This may be a bit out of place here...

Does anyone know anything about "dimensional regularization" of integrals? It is one method to renormalize integrals in Quantum Field Theory. I'm not sure where it crops up in Math, but it's probably somewhere. (Odd are no Physicist could come up with something this clever! I'm a Physicist, so I can say that.

)

Anyway, the basic method is this: We start with the divergent integral:

$\displaystyle \int d^4x F(x^{\mu})$. The form of the function won't come into play here, so don't worry about it.
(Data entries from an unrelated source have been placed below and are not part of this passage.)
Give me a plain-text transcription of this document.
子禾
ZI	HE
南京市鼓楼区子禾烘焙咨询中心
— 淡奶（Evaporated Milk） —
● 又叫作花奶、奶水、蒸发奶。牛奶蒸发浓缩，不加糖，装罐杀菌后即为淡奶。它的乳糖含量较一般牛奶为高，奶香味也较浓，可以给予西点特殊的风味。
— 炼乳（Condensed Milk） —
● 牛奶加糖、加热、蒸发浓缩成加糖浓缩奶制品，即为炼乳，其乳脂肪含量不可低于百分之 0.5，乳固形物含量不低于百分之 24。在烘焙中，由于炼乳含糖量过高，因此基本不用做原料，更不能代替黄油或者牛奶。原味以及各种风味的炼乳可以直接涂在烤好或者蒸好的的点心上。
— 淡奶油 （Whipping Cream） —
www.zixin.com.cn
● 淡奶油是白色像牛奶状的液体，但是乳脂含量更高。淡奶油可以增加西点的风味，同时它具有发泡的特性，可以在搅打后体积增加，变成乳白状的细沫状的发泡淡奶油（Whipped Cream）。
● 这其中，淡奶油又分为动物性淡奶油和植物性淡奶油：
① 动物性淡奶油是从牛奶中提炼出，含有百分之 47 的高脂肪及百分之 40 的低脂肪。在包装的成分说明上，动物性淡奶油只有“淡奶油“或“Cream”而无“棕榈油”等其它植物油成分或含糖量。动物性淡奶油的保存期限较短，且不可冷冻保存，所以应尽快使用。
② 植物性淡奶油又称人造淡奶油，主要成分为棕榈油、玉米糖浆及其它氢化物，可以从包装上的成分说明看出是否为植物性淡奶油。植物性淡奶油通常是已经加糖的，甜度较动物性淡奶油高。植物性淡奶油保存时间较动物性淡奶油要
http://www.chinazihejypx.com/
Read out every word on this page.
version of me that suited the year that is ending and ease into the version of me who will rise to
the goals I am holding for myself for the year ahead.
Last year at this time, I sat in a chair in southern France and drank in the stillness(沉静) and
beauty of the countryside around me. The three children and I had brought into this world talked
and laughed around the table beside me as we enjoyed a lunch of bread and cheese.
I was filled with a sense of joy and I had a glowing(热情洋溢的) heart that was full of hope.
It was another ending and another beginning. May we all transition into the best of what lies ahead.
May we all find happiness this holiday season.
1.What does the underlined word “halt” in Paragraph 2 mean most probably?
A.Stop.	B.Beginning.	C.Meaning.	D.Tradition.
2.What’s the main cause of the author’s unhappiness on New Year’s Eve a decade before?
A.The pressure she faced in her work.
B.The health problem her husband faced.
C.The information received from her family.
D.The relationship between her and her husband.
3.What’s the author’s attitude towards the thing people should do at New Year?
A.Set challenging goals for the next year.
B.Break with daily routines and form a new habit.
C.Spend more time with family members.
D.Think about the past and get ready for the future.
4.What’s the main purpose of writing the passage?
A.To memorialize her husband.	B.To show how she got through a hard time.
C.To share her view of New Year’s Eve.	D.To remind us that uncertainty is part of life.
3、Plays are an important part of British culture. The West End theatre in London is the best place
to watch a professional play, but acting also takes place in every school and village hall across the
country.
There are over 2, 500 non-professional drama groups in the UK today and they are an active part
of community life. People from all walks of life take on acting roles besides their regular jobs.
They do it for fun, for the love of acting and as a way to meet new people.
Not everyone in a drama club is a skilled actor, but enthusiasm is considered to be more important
The idea is to isolate the divergent part of the integral by letting the dimension of the integral be variable, then at the end of the calculation take $\displaystyle \lim_{d \rightarrow 4}$ of the resulting expression. It sounds cheesy, but it does work, at least for certain forms of F.

Now I was thinking about something I saw in another thread...a trick question, but the logic seems to apply here. Consider the equation:

$\displaystyle x^2=x+x+...+x+x$ where x appears on the RHS x times. Now take the derivative: $\displaystyle 2x=1+1+...+1+1=x$. Apparently, then, 2=1. The reason this fails is that we are taking the derivative of x that is

*variable* on the LHS, but a

*constant* on the RHS.

Aren't we doing something similar in the integral above? I have yet to see a case in QFT where the dimension is anything but an integer, so taking the limit as d approaches 4 seems a bit ridiculous as a dimension of $\displaystyle d+ \epsilon$ for small $\displaystyle \epsilon$ doesn't exist.

I admit that the method works, but how can it work??